Helena’s dry response: “News travels rapidly at AAI.”
Myka waited to say more until she received her drink. Was she trying to make Helena anticipate, raise the stakes as to what was coming next? Yes... and trying to keep Helena’s interest piqued: that felt like before. But should now be like before? Myka had no idea. She could prolong the anticipation by lifting her glass, by sipping and savoring... but now wasn’t then. Instead, she stared at her scotch while saying, “I heard you said I deserve to be treated well.”
Helena then made Myka wait, but not long; she responded, even more dry, “Extremely detailed news travels rapidly at AAI.”
“No... news travels at AAI like carrier pigeons chirping through tin cans.” Myka raised her eyes.

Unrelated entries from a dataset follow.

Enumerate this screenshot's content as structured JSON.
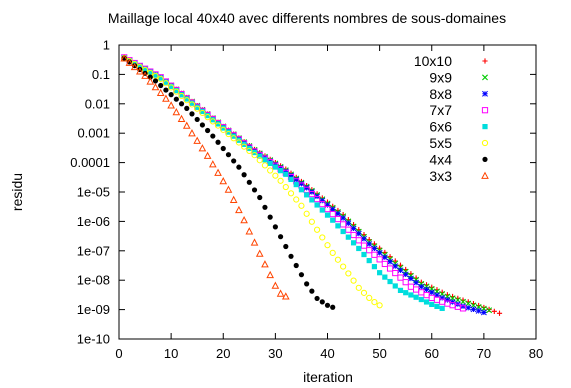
{
  "chart_data": {
    "type": "scatter",
    "title": "Maillage local 40x40 avec differents nombres de sous-domaines",
    "xlabel": "iteration",
    "ylabel": "residu",
    "xlim": [
      0,
      80
    ],
    "ylim": [
      1e-10,
      1
    ],
    "yscale": "log",
    "x_ticks": [
      "0",
      "10",
      "20",
      "30",
      "40",
      "50",
      "60",
      "70",
      "80"
    ],
    "y_ticks": [
      "1e-10",
      "1e-09",
      "1e-08",
      "1e-07",
      "1e-06",
      "1e-05",
      "0.0001",
      "0.001",
      "0.01",
      "0.1",
      "1"
    ],
    "grid": false,
    "legend_position": "top-right",
    "series": [
      {
        "name": "10x10",
        "color": "#ff0000",
        "marker": "plus",
        "points": [
          [
            1,
            0.38
          ],
          [
            8,
            0.08
          ],
          [
            14,
            0.012
          ],
          [
            20,
            0.0017
          ],
          [
            26,
            0.00028
          ],
          [
            32,
            6e-05
          ],
          [
            37,
            1.2e-05
          ],
          [
            43,
            1.7e-06
          ],
          [
            48,
            2.4e-07
          ],
          [
            53,
            4.5e-08
          ],
          [
            58,
            8.5e-09
          ],
          [
            63,
            3.2e-09
          ],
          [
            68,
            1.6e-09
          ],
          [
            73,
            7.5e-10
          ]
        ]
      },
      {
        "name": "9x9",
        "color": "#00cc00",
        "marker": "x",
        "points": [
          [
            1,
            0.38
          ],
          [
            8,
            0.08
          ],
          [
            14,
            0.012
          ],
          [
            20,
            0.0017
          ],
          [
            26,
            0.00027
          ],
          [
            32,
            5.5e-05
          ],
          [
            37,
            1.1e-05
          ],
          [
            43,
            1.5e-06
          ],
          [
            48,
            2e-07
          ],
          [
            53,
            3.7e-08
          ],
          [
            58,
            7.5e-09
          ],
          [
            63,
            2.8e-09
          ],
          [
            68,
            1.4e-09
          ],
          [
            71,
            9.5e-10
          ]
        ]
      },
      {
        "name": "8x8",
        "color": "#0000ff",
        "marker": "star",
        "points": [
          [
            1,
            0.38
          ],
          [
            8,
            0.08
          ],
          [
            14,
            0.011
          ],
          [
            20,
            0.0016
          ],
          [
            26,
            0.00025
          ],
          [
            32,
            5e-05
          ],
          [
            37,
            1e-05
          ],
          [
            43,
            1.3e-06
          ],
          [
            48,
            1.7e-07
          ],
          [
            53,
            3e-08
          ],
          [
            58,
            6e-09
          ],
          [
            62,
            2.5e-09
          ],
          [
            66,
            1.3e-09
          ],
          [
            70,
            8e-10
          ]
        ]
      },
      {
        "name": "7x7",
        "color": "#ff00ff",
        "marker": "square",
        "points": [
          [
            1,
            0.38
          ],
          [
            8,
            0.08
          ],
          [
            14,
            0.011
          ],
          [
            20,
            0.0016
          ],
          [
            26,
            0.00024
          ],
          [
            32,
            4.5e-05
          ],
          [
            37,
            8.5e-06
          ],
          [
            42,
            1.2e-06
          ],
          [
            47,
            1.5e-07
          ],
          [
            52,
            2.5e-08
          ],
          [
            56,
            6e-09
          ],
          [
            60,
            2.5e-09
          ],
          [
            63,
            1.6e-09
          ],
          [
            66,
            1.1e-09
          ]
        ]
      },
      {
        "name": "6x6",
        "color": "#00dddd",
        "marker": "filled-square",
        "points": [
          [
            1,
            0.37
          ],
          [
            8,
            0.075
          ],
          [
            14,
            0.0105
          ],
          [
            20,
            0.0015
          ],
          [
            26,
            0.00022
          ],
          [
            32,
            4e-05
          ],
          [
            36,
            8e-06
          ],
          [
            41,
            1.1e-06
          ],
          [
            46,
            1.2e-07
          ],
          [
            50,
            1.8e-08
          ],
          [
            54,
            4.5e-09
          ],
          [
            58,
            2.2e-09
          ],
          [
            60,
            1.5e-09
          ],
          [
            62,
            1.1e-09
          ]
        ]
      },
      {
        "name": "5x5",
        "color": "#ffff00",
        "marker": "circle",
        "points": [
          [
            1,
            0.36
          ],
          [
            8,
            0.07
          ],
          [
            14,
            0.0095
          ],
          [
            20,
            0.0013
          ],
          [
            26,
            0.00018
          ],
          [
            31,
            2.4e-05
          ],
          [
            35,
            3.4e-06
          ],
          [
            38,
            5.2e-07
          ],
          [
            41,
            8.5e-08
          ],
          [
            44,
            1.7e-08
          ],
          [
            46,
            5.5e-09
          ],
          [
            48,
            2.5e-09
          ],
          [
            49,
            1.8e-09
          ],
          [
            50,
            1.4e-09
          ]
        ]
      },
      {
        "name": "4x4",
        "color": "#000000",
        "marker": "filled-circle",
        "points": [
          [
            1,
            0.36
          ],
          [
            7,
            0.06
          ],
          [
            13,
            0.007
          ],
          [
            18,
            0.0008
          ],
          [
            23,
            7e-05
          ],
          [
            27,
            6.5e-06
          ],
          [
            30,
            6.5e-07
          ],
          [
            33,
            6.5e-08
          ],
          [
            36,
            7.5e-09
          ],
          [
            38,
            2.4e-09
          ],
          [
            40,
            1.4e-09
          ],
          [
            41,
            1.2e-09
          ]
        ]
      },
      {
        "name": "3x3",
        "color": "#ff4400",
        "marker": "triangle",
        "points": [
          [
            1,
            0.35
          ],
          [
            5,
            0.09
          ],
          [
            9,
            0.015
          ],
          [
            13,
            0.0018
          ],
          [
            17,
            0.00017
          ],
          [
            21,
            1.2e-05
          ],
          [
            24,
            1.1e-06
          ],
          [
            27,
            8e-08
          ],
          [
            30,
            6.5e-09
          ],
          [
            31,
            3.5e-09
          ],
          [
            32,
            2.8e-09
          ]
        ]
      }
    ]
  }
}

She needed to see Helena’s reaction to what she intended to say next. “For example, I also heard that you heard that Pete and I are together.”
Helena deflected. She looked deep into her own drink, a voluminous glass of a leggy red. “In the interest of accuracy, that is not what I heard. I heard—or rather, I was told—that you have a boyfriend. I inferred for myself that that boyfriend is Pete.”
In that instant, Myka saw herself putting a stop to everything, regardless of new wishes and old wants. She could say “It is,” and that would truly be that.
Instead, after a breathing decision, she said, “It isn’t.”
“I need you to tell me it isn’t anyone else either,” Helena said.
Myka was pretty sure that was about Giselle, and again, she could put a stop to everything...
“It isn’t,” she repeated, for all the truth.